John has suddenly lost his balance, he is struggling to speak and one side of his face has drooped. His wife is alarmed and immediately calls the ambulance.
Paramedics arrive and complete a primary survey of the patient. As a stroke is suspected, they complete an initial stroke assessment and take the patient to an A&E at a trust with a specialist stroke unit. Details are recorded on their tablet. This information is automatically sent to the hospital they are taking the patient to.
Paramedic notes are uploaded to the hospital system. An EHR is created for the patient or the patient is matched to an existing record. Triage nurses are able to view paramedic notes on the EHR before the patient arrives to A&E, and alerts the stroke team of a suspected stroke patient.

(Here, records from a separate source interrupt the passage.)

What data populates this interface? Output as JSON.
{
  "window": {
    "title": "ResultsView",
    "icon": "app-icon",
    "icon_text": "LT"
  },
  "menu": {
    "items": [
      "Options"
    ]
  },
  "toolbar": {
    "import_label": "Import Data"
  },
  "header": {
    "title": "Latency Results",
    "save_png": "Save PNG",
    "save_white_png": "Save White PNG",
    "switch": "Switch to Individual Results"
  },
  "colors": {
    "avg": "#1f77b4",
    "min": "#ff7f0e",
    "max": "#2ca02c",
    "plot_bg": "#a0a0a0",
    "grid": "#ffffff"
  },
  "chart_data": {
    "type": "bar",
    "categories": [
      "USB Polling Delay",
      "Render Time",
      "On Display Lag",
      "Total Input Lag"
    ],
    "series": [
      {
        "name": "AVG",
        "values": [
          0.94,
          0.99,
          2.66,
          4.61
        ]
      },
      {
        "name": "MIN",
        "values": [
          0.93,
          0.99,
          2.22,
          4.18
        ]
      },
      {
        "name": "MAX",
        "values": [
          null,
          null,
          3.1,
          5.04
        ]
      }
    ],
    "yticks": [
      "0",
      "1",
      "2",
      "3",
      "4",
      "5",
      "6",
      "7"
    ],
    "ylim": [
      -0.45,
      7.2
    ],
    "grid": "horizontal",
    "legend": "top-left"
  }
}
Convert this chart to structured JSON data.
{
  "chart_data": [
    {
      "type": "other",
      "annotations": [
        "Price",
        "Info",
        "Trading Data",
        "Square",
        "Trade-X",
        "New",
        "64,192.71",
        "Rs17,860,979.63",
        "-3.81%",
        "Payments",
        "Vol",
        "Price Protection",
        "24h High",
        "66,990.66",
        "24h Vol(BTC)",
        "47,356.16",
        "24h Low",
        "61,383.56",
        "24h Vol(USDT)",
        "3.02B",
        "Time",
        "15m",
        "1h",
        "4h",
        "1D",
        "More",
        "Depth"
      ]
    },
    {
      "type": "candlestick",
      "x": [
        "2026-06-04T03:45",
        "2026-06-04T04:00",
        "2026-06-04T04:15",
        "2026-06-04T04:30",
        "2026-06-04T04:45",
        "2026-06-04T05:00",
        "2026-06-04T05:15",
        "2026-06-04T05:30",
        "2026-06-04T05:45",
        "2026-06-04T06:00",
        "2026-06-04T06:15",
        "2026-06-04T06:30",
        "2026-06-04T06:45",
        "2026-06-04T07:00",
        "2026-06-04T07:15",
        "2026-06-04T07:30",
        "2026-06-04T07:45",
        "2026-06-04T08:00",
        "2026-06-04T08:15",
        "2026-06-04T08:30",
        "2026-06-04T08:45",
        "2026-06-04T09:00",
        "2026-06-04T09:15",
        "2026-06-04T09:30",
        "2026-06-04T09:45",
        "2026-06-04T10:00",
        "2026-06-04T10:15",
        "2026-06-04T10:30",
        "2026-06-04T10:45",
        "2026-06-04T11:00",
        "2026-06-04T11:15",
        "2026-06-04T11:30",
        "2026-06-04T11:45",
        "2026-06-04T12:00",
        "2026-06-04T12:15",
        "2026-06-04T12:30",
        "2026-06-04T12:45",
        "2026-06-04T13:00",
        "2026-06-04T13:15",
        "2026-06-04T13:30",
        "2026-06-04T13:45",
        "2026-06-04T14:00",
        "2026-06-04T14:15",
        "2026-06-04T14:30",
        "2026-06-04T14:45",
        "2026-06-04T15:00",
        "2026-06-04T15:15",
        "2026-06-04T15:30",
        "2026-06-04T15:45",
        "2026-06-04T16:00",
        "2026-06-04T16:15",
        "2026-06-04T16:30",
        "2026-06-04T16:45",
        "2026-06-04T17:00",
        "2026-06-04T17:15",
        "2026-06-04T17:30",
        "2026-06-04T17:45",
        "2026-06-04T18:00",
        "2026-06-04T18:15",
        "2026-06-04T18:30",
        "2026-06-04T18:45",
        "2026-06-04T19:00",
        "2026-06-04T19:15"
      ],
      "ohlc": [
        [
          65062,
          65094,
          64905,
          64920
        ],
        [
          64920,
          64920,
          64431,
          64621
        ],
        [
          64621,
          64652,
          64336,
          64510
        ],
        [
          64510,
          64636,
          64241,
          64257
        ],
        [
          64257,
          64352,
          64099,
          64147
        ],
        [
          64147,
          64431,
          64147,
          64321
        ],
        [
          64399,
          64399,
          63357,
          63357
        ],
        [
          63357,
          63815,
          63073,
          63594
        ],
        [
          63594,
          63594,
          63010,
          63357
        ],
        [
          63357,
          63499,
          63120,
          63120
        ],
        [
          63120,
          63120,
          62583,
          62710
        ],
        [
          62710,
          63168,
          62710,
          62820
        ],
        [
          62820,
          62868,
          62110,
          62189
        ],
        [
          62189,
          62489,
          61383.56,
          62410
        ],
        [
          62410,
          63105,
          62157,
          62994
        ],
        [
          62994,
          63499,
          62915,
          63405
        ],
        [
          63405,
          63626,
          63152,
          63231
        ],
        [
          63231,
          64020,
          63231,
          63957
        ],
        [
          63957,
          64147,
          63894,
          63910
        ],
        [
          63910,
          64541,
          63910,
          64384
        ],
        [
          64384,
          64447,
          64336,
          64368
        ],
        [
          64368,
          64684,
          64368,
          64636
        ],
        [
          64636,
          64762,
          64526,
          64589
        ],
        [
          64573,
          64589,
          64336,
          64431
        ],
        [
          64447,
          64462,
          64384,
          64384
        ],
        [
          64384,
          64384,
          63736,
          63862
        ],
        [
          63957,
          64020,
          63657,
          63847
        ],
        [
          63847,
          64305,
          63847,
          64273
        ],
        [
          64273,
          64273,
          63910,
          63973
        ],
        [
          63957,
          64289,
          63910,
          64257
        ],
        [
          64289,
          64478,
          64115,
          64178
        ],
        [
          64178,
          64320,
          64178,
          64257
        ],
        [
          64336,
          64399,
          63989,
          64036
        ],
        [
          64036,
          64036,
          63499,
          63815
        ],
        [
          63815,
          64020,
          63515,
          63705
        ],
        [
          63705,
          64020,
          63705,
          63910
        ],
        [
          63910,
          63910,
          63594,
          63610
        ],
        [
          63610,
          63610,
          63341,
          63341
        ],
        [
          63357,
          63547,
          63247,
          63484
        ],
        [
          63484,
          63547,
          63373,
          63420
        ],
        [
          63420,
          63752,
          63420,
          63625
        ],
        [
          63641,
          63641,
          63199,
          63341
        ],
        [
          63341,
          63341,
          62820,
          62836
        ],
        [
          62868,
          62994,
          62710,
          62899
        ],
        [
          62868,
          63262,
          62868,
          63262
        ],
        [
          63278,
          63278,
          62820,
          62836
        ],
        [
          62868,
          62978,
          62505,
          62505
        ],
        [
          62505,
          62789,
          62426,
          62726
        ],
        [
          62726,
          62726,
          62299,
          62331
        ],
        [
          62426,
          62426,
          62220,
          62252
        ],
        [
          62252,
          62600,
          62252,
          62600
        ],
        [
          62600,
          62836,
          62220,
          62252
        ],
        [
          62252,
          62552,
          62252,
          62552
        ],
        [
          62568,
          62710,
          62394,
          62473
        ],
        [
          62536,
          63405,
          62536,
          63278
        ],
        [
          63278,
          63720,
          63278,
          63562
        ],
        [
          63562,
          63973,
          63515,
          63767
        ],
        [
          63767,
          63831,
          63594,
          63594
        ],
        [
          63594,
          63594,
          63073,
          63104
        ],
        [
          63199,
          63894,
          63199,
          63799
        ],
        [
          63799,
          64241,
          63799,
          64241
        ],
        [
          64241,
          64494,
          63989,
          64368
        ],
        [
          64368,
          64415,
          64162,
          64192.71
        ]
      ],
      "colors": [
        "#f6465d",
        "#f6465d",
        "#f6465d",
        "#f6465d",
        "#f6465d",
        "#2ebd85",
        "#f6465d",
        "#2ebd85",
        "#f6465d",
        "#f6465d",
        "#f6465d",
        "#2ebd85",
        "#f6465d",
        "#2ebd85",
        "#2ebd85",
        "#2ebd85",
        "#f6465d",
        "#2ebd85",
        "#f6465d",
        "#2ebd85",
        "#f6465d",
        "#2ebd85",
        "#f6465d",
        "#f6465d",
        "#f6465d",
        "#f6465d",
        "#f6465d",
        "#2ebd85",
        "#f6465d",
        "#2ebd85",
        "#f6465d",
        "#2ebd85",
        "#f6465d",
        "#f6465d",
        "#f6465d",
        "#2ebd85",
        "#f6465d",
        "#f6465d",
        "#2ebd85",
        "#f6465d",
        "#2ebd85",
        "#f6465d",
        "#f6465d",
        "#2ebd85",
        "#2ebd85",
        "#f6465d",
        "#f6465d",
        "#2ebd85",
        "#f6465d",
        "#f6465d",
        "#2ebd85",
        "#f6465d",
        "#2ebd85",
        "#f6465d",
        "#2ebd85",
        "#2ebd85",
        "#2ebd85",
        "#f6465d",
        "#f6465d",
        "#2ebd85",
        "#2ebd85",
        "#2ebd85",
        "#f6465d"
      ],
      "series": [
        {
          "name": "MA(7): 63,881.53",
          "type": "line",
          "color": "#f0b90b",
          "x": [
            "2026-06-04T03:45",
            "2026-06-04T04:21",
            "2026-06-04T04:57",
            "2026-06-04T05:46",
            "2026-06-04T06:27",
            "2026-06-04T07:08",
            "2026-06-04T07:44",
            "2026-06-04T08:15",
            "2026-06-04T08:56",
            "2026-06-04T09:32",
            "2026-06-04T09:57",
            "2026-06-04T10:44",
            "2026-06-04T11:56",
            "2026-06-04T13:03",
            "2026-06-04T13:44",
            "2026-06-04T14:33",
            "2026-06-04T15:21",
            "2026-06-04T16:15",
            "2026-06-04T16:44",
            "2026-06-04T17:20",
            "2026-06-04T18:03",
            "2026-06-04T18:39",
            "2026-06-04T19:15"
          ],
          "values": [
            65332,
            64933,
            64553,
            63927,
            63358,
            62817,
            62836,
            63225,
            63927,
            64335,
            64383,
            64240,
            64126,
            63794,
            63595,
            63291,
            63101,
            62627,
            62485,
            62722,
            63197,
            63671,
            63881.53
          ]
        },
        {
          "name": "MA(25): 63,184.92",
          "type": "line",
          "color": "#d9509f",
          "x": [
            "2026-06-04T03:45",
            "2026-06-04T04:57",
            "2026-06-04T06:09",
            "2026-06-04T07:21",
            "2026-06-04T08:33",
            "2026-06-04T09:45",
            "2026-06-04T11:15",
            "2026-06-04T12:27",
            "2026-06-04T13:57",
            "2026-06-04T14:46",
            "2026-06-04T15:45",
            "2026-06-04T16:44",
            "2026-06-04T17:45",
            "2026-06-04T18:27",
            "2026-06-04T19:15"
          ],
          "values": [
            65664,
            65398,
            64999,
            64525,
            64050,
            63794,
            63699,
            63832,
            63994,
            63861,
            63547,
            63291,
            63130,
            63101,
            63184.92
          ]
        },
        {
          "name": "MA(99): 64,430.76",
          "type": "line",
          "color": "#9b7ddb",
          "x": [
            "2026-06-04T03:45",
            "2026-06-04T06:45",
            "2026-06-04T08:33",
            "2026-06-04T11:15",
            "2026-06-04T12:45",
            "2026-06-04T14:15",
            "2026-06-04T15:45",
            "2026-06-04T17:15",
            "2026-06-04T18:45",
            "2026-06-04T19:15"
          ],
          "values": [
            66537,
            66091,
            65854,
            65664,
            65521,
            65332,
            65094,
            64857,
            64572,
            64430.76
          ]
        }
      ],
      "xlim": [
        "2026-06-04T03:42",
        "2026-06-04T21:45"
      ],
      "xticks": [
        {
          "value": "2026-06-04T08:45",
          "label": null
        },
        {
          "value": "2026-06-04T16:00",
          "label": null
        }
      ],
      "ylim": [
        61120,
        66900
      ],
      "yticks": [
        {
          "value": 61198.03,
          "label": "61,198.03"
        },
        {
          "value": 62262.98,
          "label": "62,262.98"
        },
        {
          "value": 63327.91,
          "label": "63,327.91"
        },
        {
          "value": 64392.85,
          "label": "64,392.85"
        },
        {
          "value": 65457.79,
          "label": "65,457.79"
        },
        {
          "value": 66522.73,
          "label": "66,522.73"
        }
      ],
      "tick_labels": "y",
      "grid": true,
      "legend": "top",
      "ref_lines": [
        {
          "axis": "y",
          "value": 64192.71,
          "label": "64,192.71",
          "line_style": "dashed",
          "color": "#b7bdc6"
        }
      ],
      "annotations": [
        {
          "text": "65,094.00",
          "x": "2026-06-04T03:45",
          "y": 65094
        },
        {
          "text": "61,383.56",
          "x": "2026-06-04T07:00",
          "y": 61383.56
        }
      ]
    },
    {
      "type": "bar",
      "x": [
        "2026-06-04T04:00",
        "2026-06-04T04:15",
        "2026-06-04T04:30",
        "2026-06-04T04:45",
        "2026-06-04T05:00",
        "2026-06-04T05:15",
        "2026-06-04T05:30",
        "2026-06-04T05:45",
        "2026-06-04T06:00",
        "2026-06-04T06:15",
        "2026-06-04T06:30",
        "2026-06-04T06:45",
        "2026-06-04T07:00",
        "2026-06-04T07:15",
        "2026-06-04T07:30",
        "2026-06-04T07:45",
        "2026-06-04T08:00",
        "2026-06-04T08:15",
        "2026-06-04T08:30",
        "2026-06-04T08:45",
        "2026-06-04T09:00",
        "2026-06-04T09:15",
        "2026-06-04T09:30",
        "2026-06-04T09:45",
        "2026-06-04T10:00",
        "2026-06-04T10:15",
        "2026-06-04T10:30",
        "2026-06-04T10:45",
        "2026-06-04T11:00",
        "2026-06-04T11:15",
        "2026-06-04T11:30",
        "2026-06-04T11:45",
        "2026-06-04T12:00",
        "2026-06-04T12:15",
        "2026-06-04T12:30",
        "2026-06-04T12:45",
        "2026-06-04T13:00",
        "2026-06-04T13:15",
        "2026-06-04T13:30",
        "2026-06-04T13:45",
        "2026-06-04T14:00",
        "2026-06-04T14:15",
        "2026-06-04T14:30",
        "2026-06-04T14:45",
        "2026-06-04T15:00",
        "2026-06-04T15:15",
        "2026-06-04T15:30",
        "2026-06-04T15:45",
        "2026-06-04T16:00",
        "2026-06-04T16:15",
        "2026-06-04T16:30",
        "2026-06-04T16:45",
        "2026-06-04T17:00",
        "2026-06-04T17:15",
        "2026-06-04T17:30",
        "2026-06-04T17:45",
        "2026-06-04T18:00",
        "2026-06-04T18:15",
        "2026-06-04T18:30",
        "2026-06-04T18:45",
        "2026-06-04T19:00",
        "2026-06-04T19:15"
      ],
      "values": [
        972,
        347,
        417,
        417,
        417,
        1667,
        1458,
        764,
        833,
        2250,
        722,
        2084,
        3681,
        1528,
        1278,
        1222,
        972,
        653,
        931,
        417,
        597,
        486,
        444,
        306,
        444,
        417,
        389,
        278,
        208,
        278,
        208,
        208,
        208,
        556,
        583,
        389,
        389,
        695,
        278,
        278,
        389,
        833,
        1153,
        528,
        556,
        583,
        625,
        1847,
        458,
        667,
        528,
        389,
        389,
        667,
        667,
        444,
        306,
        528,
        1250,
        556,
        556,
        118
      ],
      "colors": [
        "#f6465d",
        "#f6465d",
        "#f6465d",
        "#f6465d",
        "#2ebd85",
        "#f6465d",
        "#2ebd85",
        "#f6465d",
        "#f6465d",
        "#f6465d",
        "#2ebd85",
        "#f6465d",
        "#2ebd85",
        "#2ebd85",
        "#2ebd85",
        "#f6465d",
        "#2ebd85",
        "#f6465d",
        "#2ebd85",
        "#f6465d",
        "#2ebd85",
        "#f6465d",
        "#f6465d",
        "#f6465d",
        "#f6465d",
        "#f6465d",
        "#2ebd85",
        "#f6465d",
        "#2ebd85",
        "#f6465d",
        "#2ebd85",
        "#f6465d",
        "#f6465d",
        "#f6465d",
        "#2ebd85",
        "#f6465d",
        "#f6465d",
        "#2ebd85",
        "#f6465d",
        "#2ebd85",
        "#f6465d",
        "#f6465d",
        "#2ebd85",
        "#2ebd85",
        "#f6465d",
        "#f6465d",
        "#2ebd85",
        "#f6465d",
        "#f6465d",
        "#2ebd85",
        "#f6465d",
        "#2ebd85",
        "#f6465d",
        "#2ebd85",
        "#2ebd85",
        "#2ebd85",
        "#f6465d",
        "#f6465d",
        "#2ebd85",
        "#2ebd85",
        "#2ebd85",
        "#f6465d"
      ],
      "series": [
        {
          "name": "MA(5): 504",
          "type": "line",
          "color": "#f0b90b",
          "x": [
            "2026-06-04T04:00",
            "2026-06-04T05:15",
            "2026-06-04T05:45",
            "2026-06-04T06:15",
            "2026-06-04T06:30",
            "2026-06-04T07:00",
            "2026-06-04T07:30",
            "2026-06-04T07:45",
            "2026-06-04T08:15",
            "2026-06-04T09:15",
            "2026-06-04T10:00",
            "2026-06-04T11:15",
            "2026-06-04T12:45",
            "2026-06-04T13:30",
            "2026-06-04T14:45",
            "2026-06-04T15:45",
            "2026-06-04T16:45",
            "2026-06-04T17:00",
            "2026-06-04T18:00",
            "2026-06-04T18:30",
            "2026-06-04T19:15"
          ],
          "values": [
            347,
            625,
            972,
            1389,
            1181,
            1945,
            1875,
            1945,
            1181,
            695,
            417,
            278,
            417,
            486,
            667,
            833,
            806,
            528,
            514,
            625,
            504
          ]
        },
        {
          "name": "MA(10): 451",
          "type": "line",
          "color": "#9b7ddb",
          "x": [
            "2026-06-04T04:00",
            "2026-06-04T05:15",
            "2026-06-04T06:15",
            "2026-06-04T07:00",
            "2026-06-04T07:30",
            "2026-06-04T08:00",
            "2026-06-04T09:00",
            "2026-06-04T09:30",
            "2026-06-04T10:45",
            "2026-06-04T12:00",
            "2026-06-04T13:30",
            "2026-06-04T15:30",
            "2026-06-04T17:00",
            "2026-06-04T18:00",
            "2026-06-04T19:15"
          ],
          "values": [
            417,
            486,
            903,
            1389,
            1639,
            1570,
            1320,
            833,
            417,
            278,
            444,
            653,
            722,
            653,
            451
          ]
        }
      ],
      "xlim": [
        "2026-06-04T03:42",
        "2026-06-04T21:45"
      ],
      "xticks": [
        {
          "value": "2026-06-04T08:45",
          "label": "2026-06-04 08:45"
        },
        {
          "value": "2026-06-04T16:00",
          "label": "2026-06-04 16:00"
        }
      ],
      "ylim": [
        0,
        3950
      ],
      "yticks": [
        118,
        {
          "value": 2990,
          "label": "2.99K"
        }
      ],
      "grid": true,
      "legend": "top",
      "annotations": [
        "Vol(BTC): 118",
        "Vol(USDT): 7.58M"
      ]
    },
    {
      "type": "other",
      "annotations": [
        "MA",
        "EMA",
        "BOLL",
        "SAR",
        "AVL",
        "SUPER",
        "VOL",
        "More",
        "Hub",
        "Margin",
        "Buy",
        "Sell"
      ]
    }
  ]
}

John is assessed in A&E by the stroke team and immediatley sent to the Radiology department for a CT scan to confirm he has had a stroke. Radiographers are able to view Johns notes on the EHR. The results of the scan are uploaded to the EHR and John is sent back to A&E.
Clinicians in A&E view John's results on the EHR and are able to confirm that he has had a stroke. NICE best practice guidelines on stroke is available on the EHR. Since John meets the criteria, thrombolysis is administered. Details of the treatment is uploaded to the EHR by the clinician.
John is admitted into a specialist stroke ward. Clinicians on the ward are able to view his EHR record on tablets and computers and view his entire treatment history up until his admission. His condition is monitored and he receives treatment until he has recovered and is well enough to go home.